Nel dibattito che si è subito creato, la presidente della Banca centrale europea, Christine Lagarde, non ha fatto mistero della sue perplessità per non dire contrarietà. Al tempo stesso, un economista come Luigi Pandolfi, sul manifesto, ha evidenziato come sia tecnicamente possibile una sostanziale cancellazione del debito, perché Bankitalia e la Bce, di fatto, non possono fallire. Mentre la scuola degli economisti cosiddetti eterodossi, puntualizzando che la crescita di domani non ripagherà i debiti di oggi, osserva che la sua ipotesi è indice di dove sia giunta la crisi. E di come le consuete risposte mainstream comincino a risultare poco credibili anche in settori insospettabili. Cosa ci risponde?
Ogni contributo è utile. L’importante, come dicevo prima, è che tutti siano consapevoli dei tempi molto difficili a cui stiamo andando incontro. Ci servono risposte straordinarie. L’Unione Europea è un buon esempio per tutti: si è discusso per anni del Patto di Stabilità. Sembrava un Tempio intoccabile. Eppure, di fronte all’emergenza, le Istituzioni europee ci hanno messo una settimana a sospenderlo. Per non parlare dei 750 miliardi di euro del Next Generation EU che l’Europa è pronta a distribuire agli stati membri per rispondere alla crisi. Abbiamo bisogno, oggi più che mai, di coraggio e innovazione. Da parte di tutti.

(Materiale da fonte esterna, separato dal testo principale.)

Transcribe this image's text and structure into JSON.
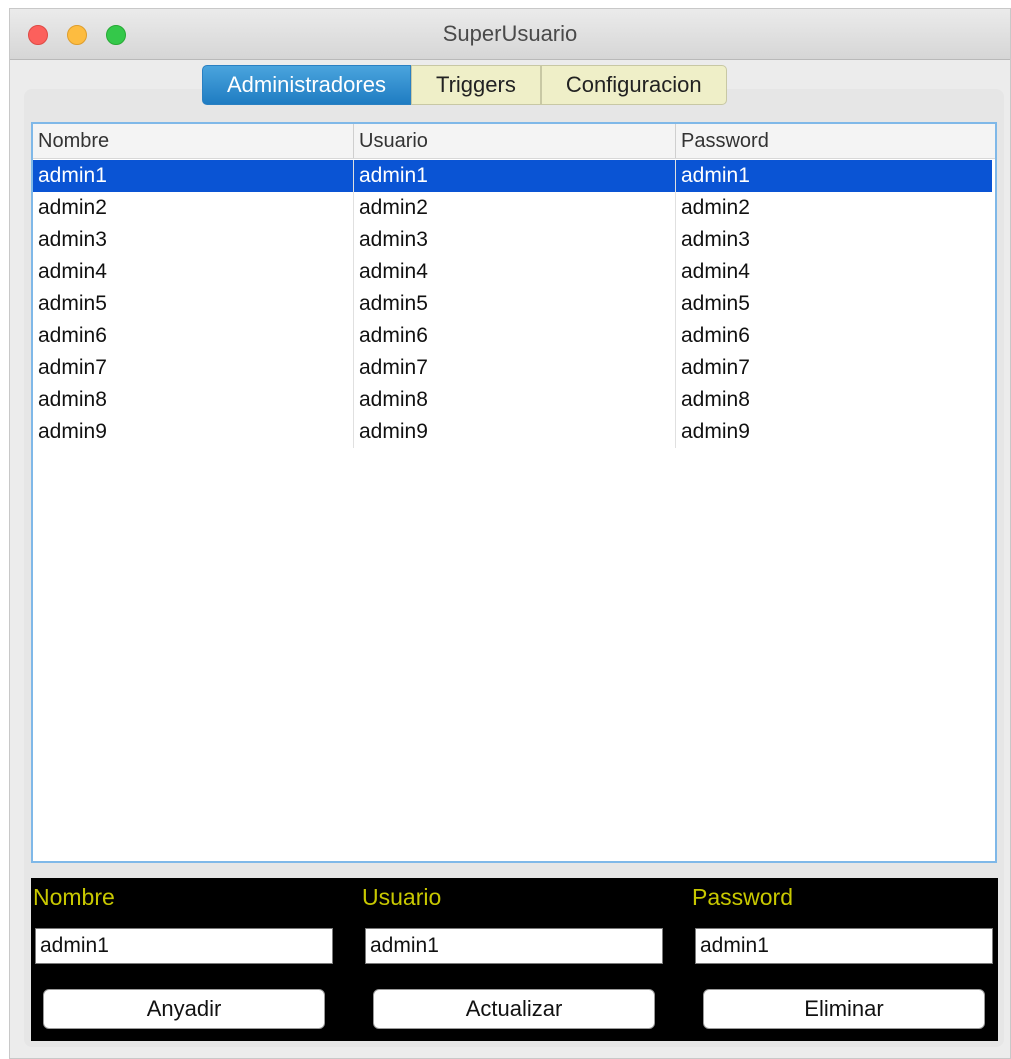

Non desta certo sorpresa che la sua intervista abbia subito interessato le organizzazioni sindacali, alle prese con una profonda sofferenza del mondo del lavoro. Non solo a causa della pandemia, quanto di un sistema che negli ultimi trent’anni almeno ha privilegiato il capitale al lavoro. Non crede che abbiano ragione loro?

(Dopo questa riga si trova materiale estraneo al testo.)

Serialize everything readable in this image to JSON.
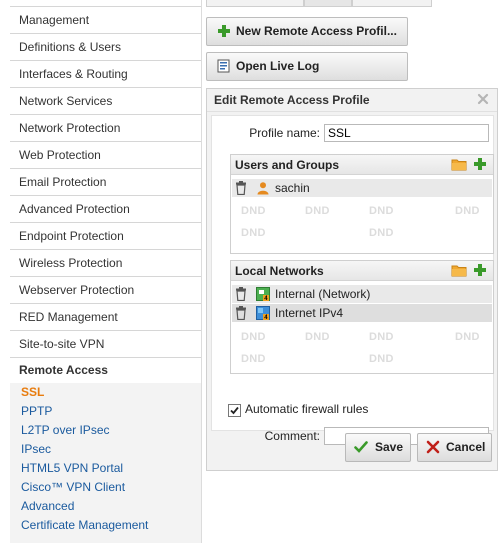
{
  "sidebar": {
    "items": [
      {
        "label": "Management"
      },
      {
        "label": "Definitions & Users"
      },
      {
        "label": "Interfaces & Routing"
      },
      {
        "label": "Network Services"
      },
      {
        "label": "Network Protection"
      },
      {
        "label": "Web Protection"
      },
      {
        "label": "Email Protection"
      },
      {
        "label": "Advanced Protection"
      },
      {
        "label": "Endpoint Protection"
      },
      {
        "label": "Wireless Protection"
      },
      {
        "label": "Webserver Protection"
      },
      {
        "label": "RED Management"
      },
      {
        "label": "Site-to-site VPN"
      }
    ],
    "section_title": "Remote Access",
    "subitems": [
      {
        "label": "SSL",
        "active": true
      },
      {
        "label": "PPTP"
      },
      {
        "label": "L2TP over IPsec"
      },
      {
        "label": "IPsec"
      },
      {
        "label": "HTML5 VPN Portal"
      },
      {
        "label": "Cisco™ VPN Client"
      },
      {
        "label": "Advanced"
      },
      {
        "label": "Certificate Management"
      }
    ]
  },
  "actions": {
    "new_profile_label": "New Remote Access Profil...",
    "open_log_label": "Open Live Log"
  },
  "dialog": {
    "title": "Edit Remote Access Profile",
    "profile_name_label": "Profile name:",
    "profile_name_value": "SSL",
    "users_groups": {
      "title": "Users and Groups",
      "entries": [
        {
          "label": "sachin",
          "icon": "user-icon"
        }
      ]
    },
    "local_networks": {
      "title": "Local Networks",
      "entries": [
        {
          "label": "Internal (Network)",
          "icon": "network-icon"
        },
        {
          "label": "Internet IPv4",
          "icon": "internet-icon"
        }
      ]
    },
    "dnd_text": "DND",
    "firewall_rules_label": "Automatic firewall rules",
    "firewall_rules_checked": true,
    "comment_label": "Comment:",
    "comment_value": "",
    "save_label": "Save",
    "cancel_label": "Cancel"
  },
  "colors": {
    "accent_orange": "#e87c0e",
    "link_blue": "#1a5a9e",
    "plus_green": "#3a9a2a",
    "cancel_red": "#c0201a"
  }
}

Vorrei fare una premessa: dobbiamo essere consapevoli che il mondo che verrà dopo la pandemia non potrà essere lo stesso di prima. E’ vero, un trentennio di neoliberismo ha creato disuguaglianze insopportabili. Milioni di persone, in Italia ed in Europa, sono scese sotto la soglia di povertà. Sono i nostri amici, i nostri conoscenti. C’è bisogno di essere vicini a chi soffre e molto concretamente. Non possiamo affidarci solo alla crescita come unico parametro di misura delle nostre economie. Dobbiamo cominciare a perseguire una nuova idea di benessere, basata sulla sostenibilità sociale, che non deve e non può lasciare indietro nessuno, e su quella ecologica, che ponga fine allo sfruttamento selvaggio delle risorse limitate del nostro pianeta.